Hoje, dia 24 de Novembro, é Dia da Cultura Científica. Não sei qual o critério da escolha deste dia. Mas há um poeta que costuma ser associado a este evento:

António Gedeão, pseudónimo de Rómulo de Carvalho:

Físico, poeta, professor, investigador.....

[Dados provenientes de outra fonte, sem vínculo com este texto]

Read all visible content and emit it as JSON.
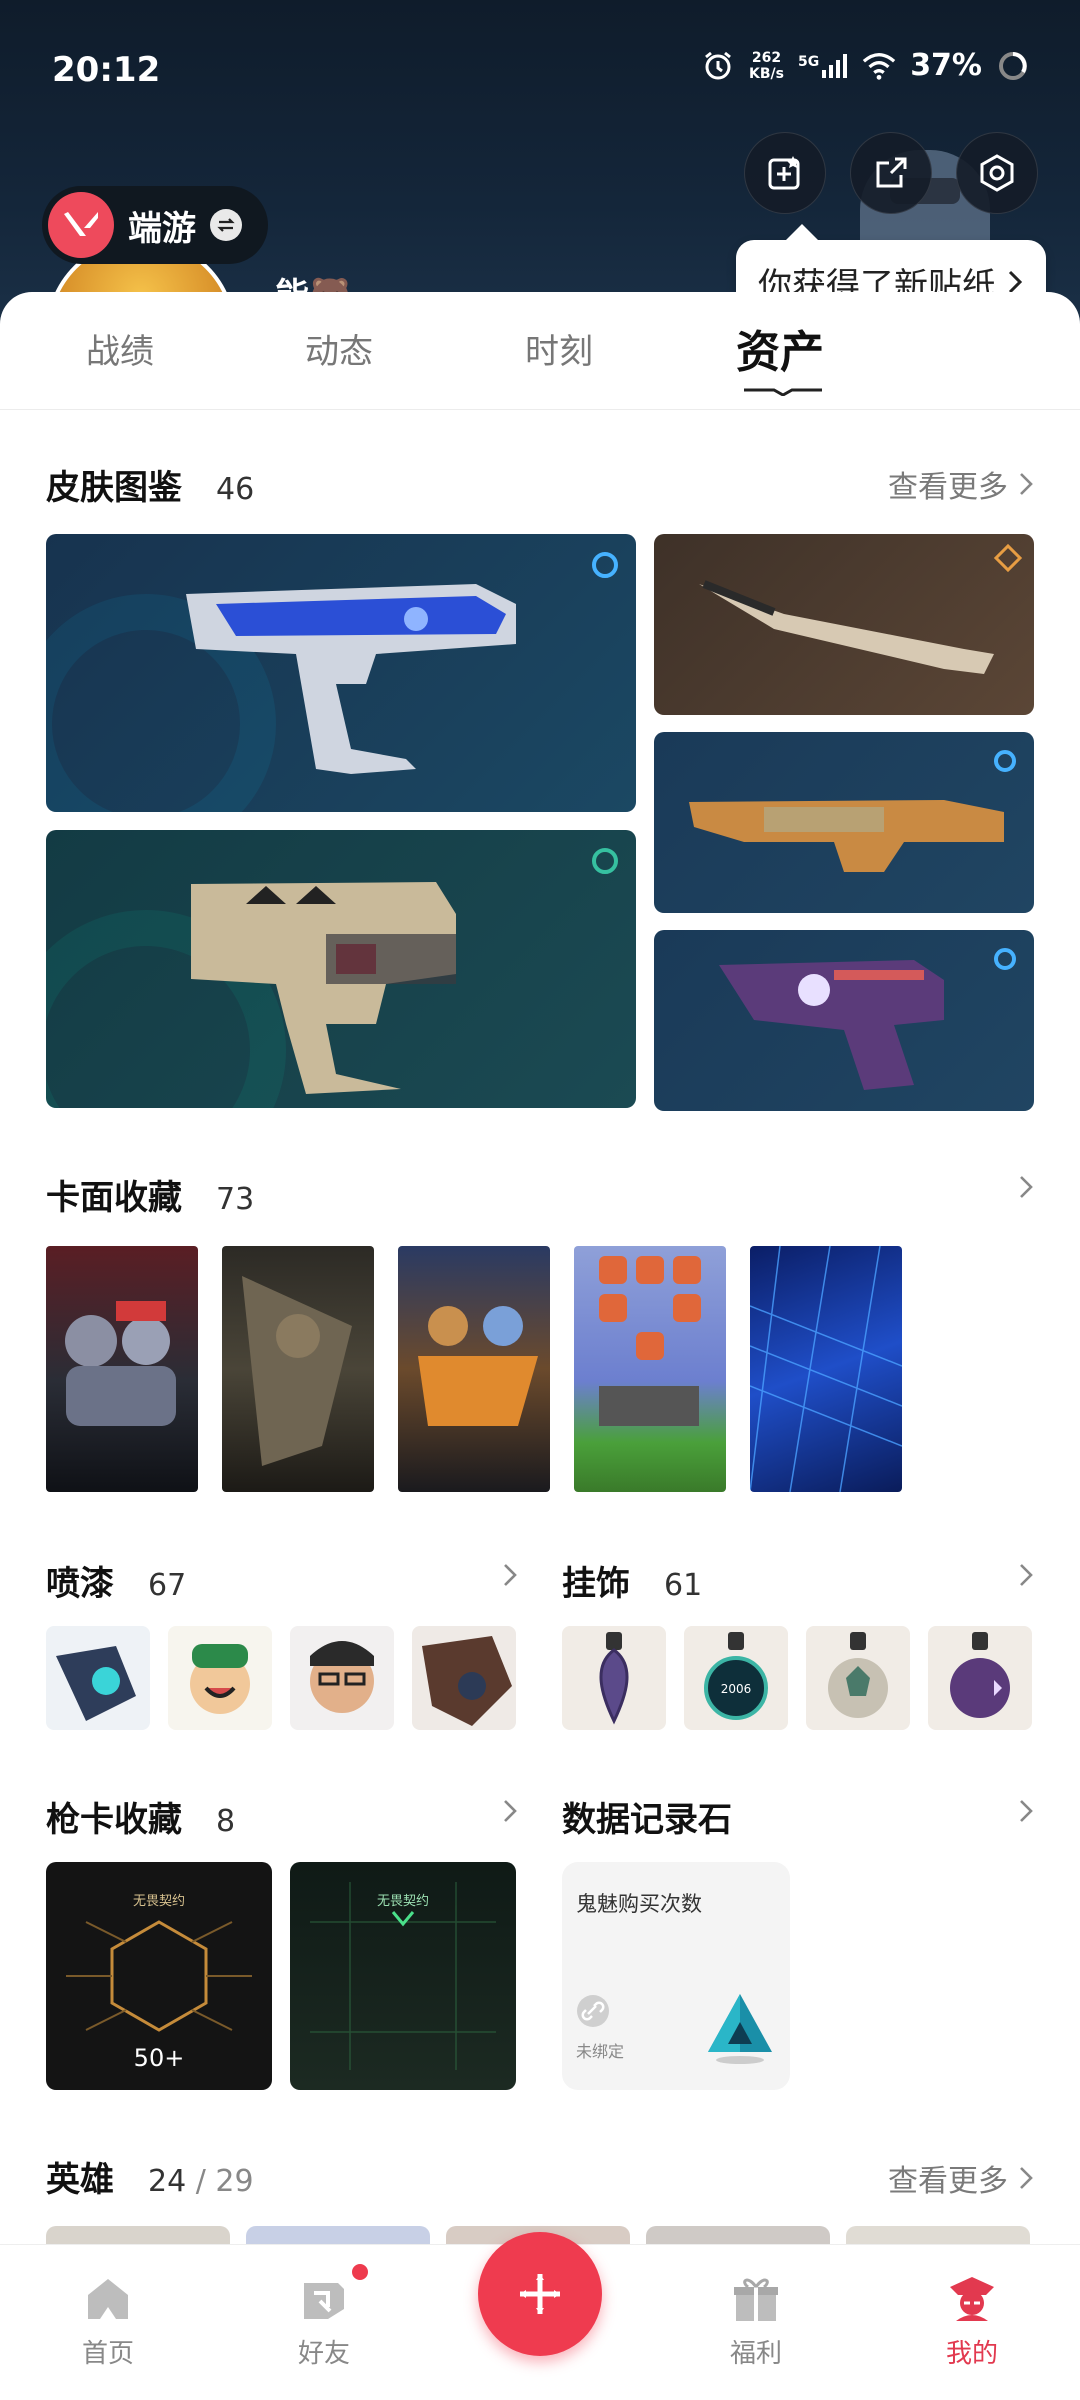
{
  "status_bar": {
    "time": "20:12",
    "speed_value": "262",
    "speed_unit": "KB/s",
    "network": "5G",
    "battery": "37%"
  },
  "header": {
    "brand_label": "端游",
    "nickname": "能🐻",
    "sticker_tip": "你获得了新贴纸",
    "icons": [
      "sticker-edit-icon",
      "share-icon",
      "settings-icon"
    ]
  },
  "tabs": [
    {
      "label": "战绩",
      "active": false
    },
    {
      "label": "动态",
      "active": false
    },
    {
      "label": "时刻",
      "active": false
    },
    {
      "label": "资产",
      "active": true
    }
  ],
  "skins": {
    "title": "皮肤图鉴",
    "count": "46",
    "more": "查看更多"
  },
  "cards": {
    "title": "卡面收藏",
    "count": "73"
  },
  "sprays": {
    "title": "喷漆",
    "count": "67"
  },
  "charms": {
    "title": "挂饰",
    "count": "61"
  },
  "gun_cards": {
    "title": "枪卡收藏",
    "count": "8",
    "items": [
      {
        "tag": "无畏契约",
        "num": "50+"
      },
      {
        "tag": "无畏契约",
        "num": ""
      }
    ]
  },
  "data_stone": {
    "title": "数据记录石",
    "item_title": "鬼魅购买次数",
    "item_status": "未绑定"
  },
  "agents": {
    "title": "英雄",
    "owned": "24",
    "total": "/ 29",
    "more": "查看更多"
  },
  "bottom_nav": [
    {
      "label": "首页",
      "icon": "home-icon"
    },
    {
      "label": "好友",
      "icon": "friends-icon"
    },
    {
      "label": "福利",
      "icon": "gift-icon"
    },
    {
      "label": "我的",
      "icon": "profile-icon"
    }
  ],
  "colors": {
    "accent": "#ef3b4f",
    "hero_bg": "#14263a"
  }
}
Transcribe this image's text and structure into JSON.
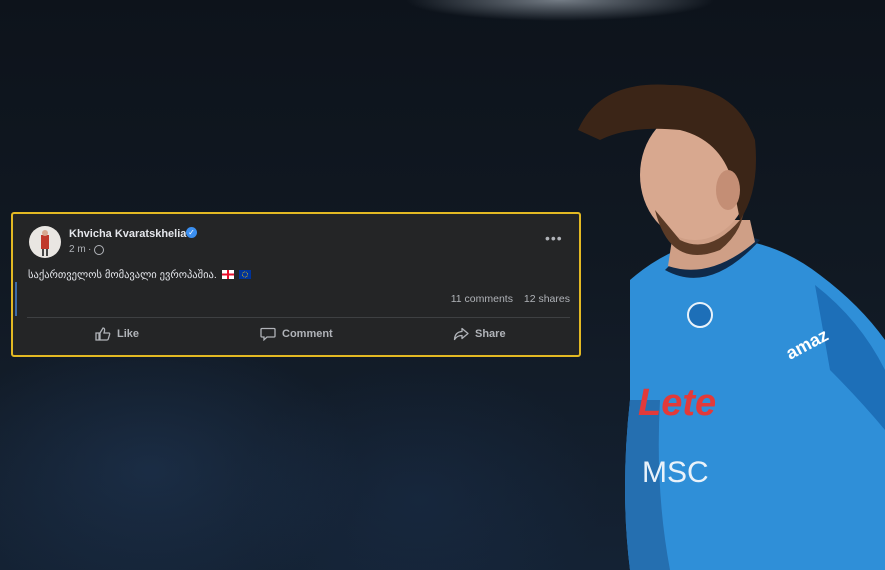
{
  "post": {
    "author": "Khvicha Kvaratskhelia",
    "time": "2 m",
    "text": "საქართველოს მომავალი ევროპაშია.",
    "comments": "11 comments",
    "shares": "12 shares",
    "actions": {
      "like": "Like",
      "comment": "Comment",
      "share": "Share"
    }
  },
  "background": {
    "shirt_text_1": "Lete",
    "shirt_text_2": "MSC",
    "sleeve_text": "amaz",
    "colors": {
      "shirt": "#2f8fd8",
      "border": "#e3b923",
      "card": "#242526"
    }
  }
}
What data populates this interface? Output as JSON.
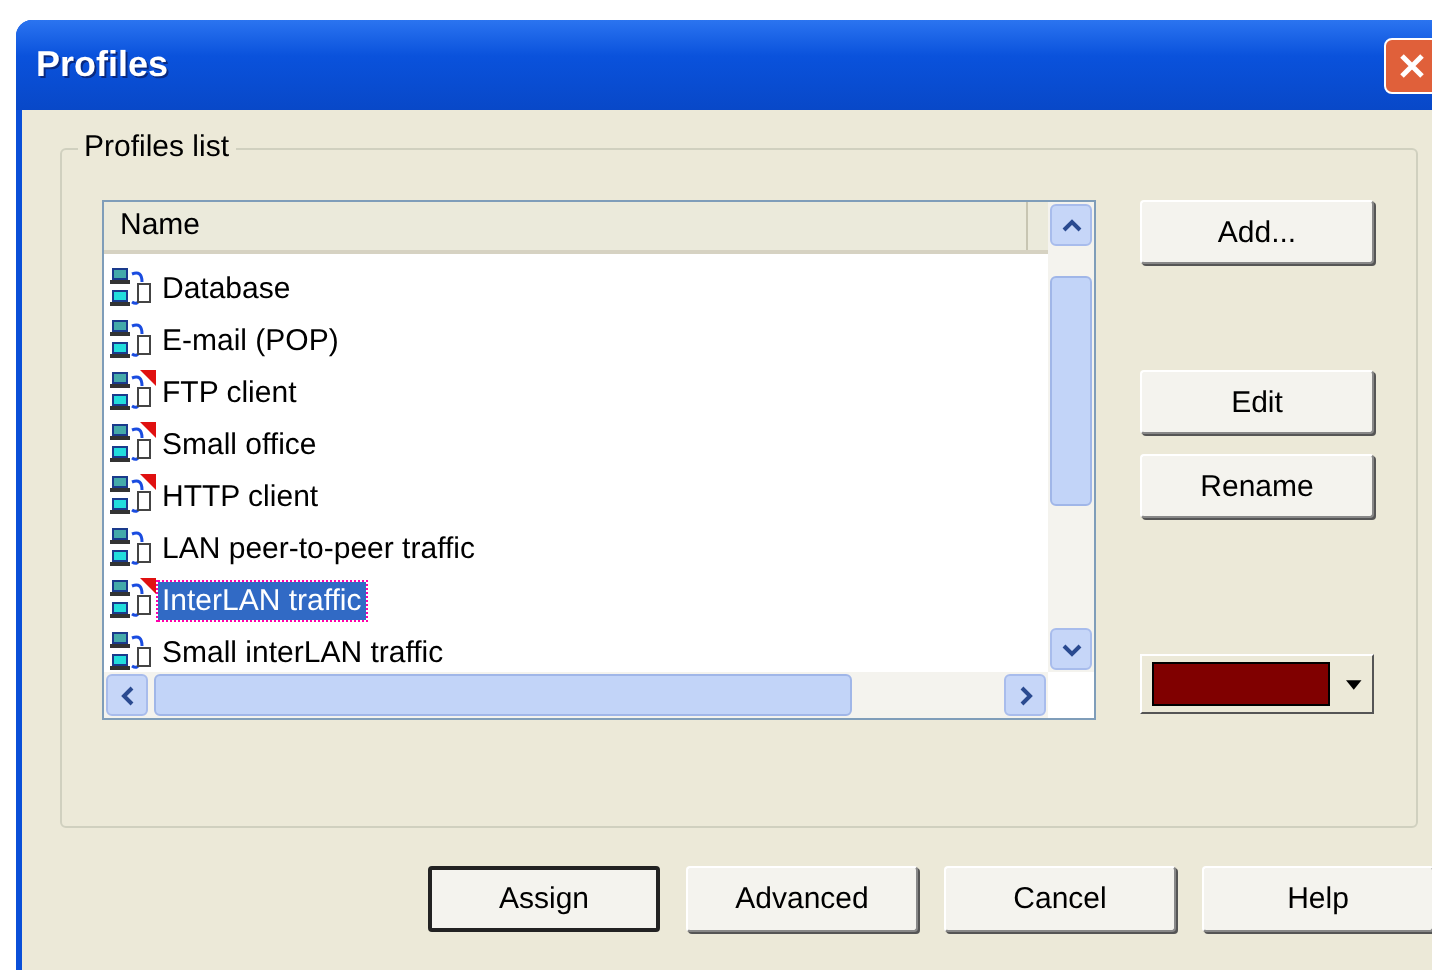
{
  "window": {
    "title": "Profiles"
  },
  "group": {
    "label": "Profiles list"
  },
  "list": {
    "columns": [
      "Name"
    ],
    "rows": [
      {
        "name": "Database",
        "flagged": false,
        "selected": false
      },
      {
        "name": "E-mail (POP)",
        "flagged": false,
        "selected": false
      },
      {
        "name": "FTP client",
        "flagged": true,
        "selected": false
      },
      {
        "name": "Small office",
        "flagged": true,
        "selected": false
      },
      {
        "name": "HTTP client",
        "flagged": true,
        "selected": false
      },
      {
        "name": "LAN peer-to-peer traffic",
        "flagged": false,
        "selected": false
      },
      {
        "name": "InterLAN traffic",
        "flagged": true,
        "selected": true
      },
      {
        "name": "Small interLAN traffic",
        "flagged": false,
        "selected": false
      }
    ]
  },
  "side_buttons": [
    "Add...",
    "Edit",
    "Rename"
  ],
  "color_picker": {
    "color": "#800000"
  },
  "buttons": [
    {
      "label": "Assign",
      "default": true
    },
    {
      "label": "Advanced",
      "default": false
    },
    {
      "label": "Cancel",
      "default": false
    },
    {
      "label": "Help",
      "default": false
    }
  ]
}
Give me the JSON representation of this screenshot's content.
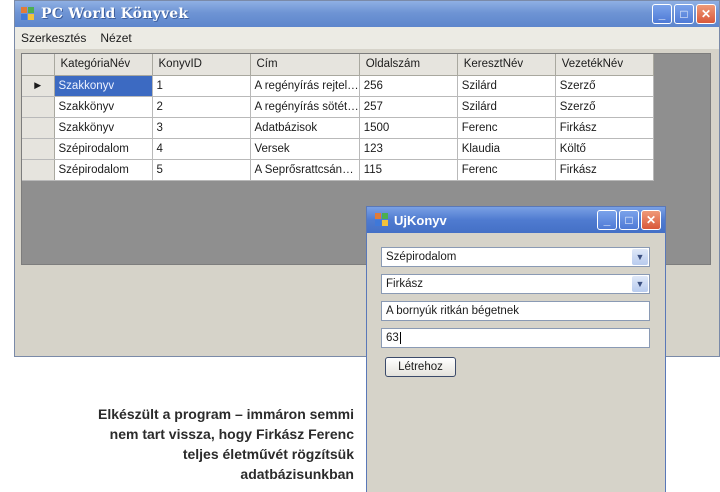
{
  "window": {
    "title": "PC World Könyvek"
  },
  "menu": {
    "items": [
      "Szerkesztés",
      "Nézet"
    ]
  },
  "grid": {
    "columns": [
      "KategóriaNév",
      "KonyvID",
      "Cím",
      "Oldalszám",
      "KeresztNév",
      "VezetékNév"
    ],
    "rows": [
      [
        "Szakkonyv",
        "1",
        "A regényírás rejtel…",
        "256",
        "Szilárd",
        "Szerző"
      ],
      [
        "Szakkönyv",
        "2",
        "A regényírás sötét…",
        "257",
        "Szilárd",
        "Szerző"
      ],
      [
        "Szakkönyv",
        "3",
        "Adatbázisok",
        "1500",
        "Ferenc",
        "Firkász"
      ],
      [
        "Szépirodalom",
        "4",
        "Versek",
        "123",
        "Klaudia",
        "Költő"
      ],
      [
        "Szépirodalom",
        "5",
        "A Seprősrattcsán…",
        "115",
        "Ferenc",
        "Firkász"
      ]
    ],
    "current_row_marker": "▶"
  },
  "dialog": {
    "title": "UjKonyv",
    "category_value": "Szépirodalom",
    "author_value": "Firkász",
    "title_value": "A bornyúk ritkán bégetnek",
    "pages_value": "63",
    "create_button": "Létrehoz"
  },
  "caption": "Elkészült a program – immáron semmi nem tart vissza, hogy Firkász Ferenc teljes életművét rögzítsük adatbázisunkban"
}
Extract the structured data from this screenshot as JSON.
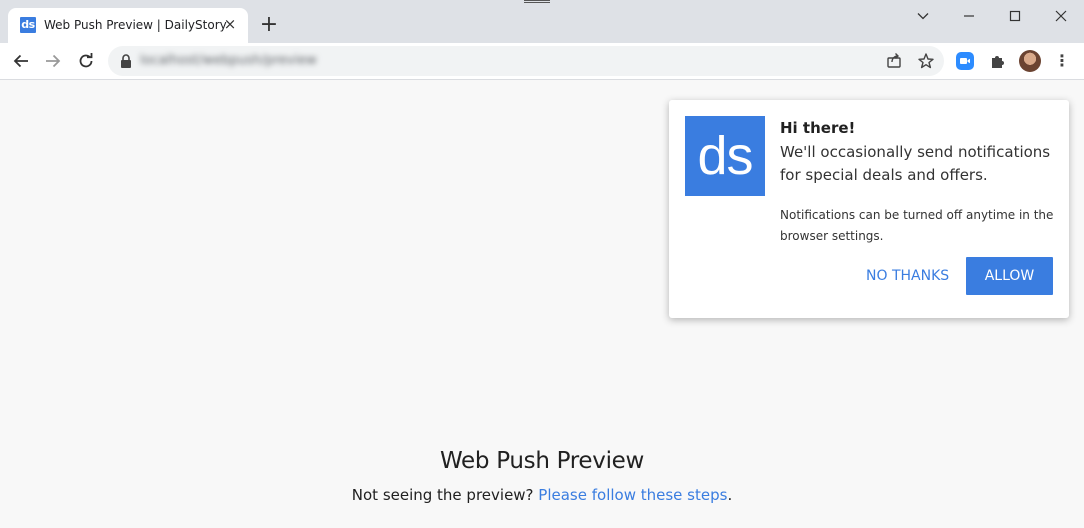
{
  "browser": {
    "tab_favicon": "ds",
    "tab_title": "Web Push Preview | DailyStory",
    "tab_close": "×",
    "new_tab": "+",
    "url": "localhost/webpush/preview",
    "kebab": "⋮"
  },
  "page": {
    "title": "Web Push Preview",
    "subtitle_prefix": "Not seeing the preview? ",
    "subtitle_link": "Please follow these steps",
    "subtitle_suffix": "."
  },
  "prompt": {
    "logo": "ds",
    "heading": "Hi there!",
    "body": "We'll occasionally send notifications for special deals and offers.",
    "note": "Notifications can be turned off anytime in the browser settings.",
    "decline_label": "NO THANKS",
    "accept_label": "ALLOW"
  },
  "colors": {
    "brand": "#3a7de0",
    "page_bg": "#f8f8f8",
    "tabstrip_bg": "#dee1e6"
  }
}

Os seus poemas reflectem esse encontro caloroso da Ciência e da Poesia:



Poema para Galileo


Estou olhando o teu retrato, meu velho pisano,
aquele teu retrato que toda a gente conhece,
em que a tua bela cabeça desabrocha e floresce
sobre um modesto cabeção de pano.
Aquele retrato da Galeria dos Ofícios da tua velha Florença.
(Não, não, Galileo! Eu não disse Santo Ofício.
Disse Galeria dos Ofícios.)
Aquele retrato da Galeria dos Ofícios da requintada Florença.

Lembras-te? A Ponte Vecchio, a Loggia, a Piazza della Signoria…
Eu sei… eu sei…
As margens doces do Arno às horas pardas da melancolia.
Ai que saudade, Galileo Galilei!
(...)

Eu queria agradecer-te, Galileo,
a inteligência das coisas que me deste.
Eu,
e quantos milhões de homens como eu
a quem tu esclareceste,
ia jurar- que disparate, Galileo!
- e jurava a pés juntos e apostava a cabeça
sem a menor hesitação-
que os corpos caem tanto mais depressa
quanto mais pesados são.

Pois não é evidente, Galileo?
Quem acredita que um penedo caia
com a mesma rapidez que um botão de camisa ou que um seixo da praia?
Esta era a inteligência que Deus nos deu.
(...)


Ai Galileo!
Mal sabem os teus doutos juízes, grandes senhores deste pequeno mundo
que assim mesmo, empertigados nos seus cadeirões de braços,
andavam a correr e a rolar pelos espaços
à razão de trinta quilómetros por segundo.
Tu é que sabias, Galileo Galilei.
(...)

Por isso estoicamente, mansamente,
resististe a todas as torturas,
a todas as angústias, a todos os contratempos,
enquanto eles, do alto inacessível das suas alturas,
foram caindo,
caindo,
caindo,
caindo,
caindo sempre,
e sempre,
ininterruptamente,
na razão directa do quadrado dos tempos.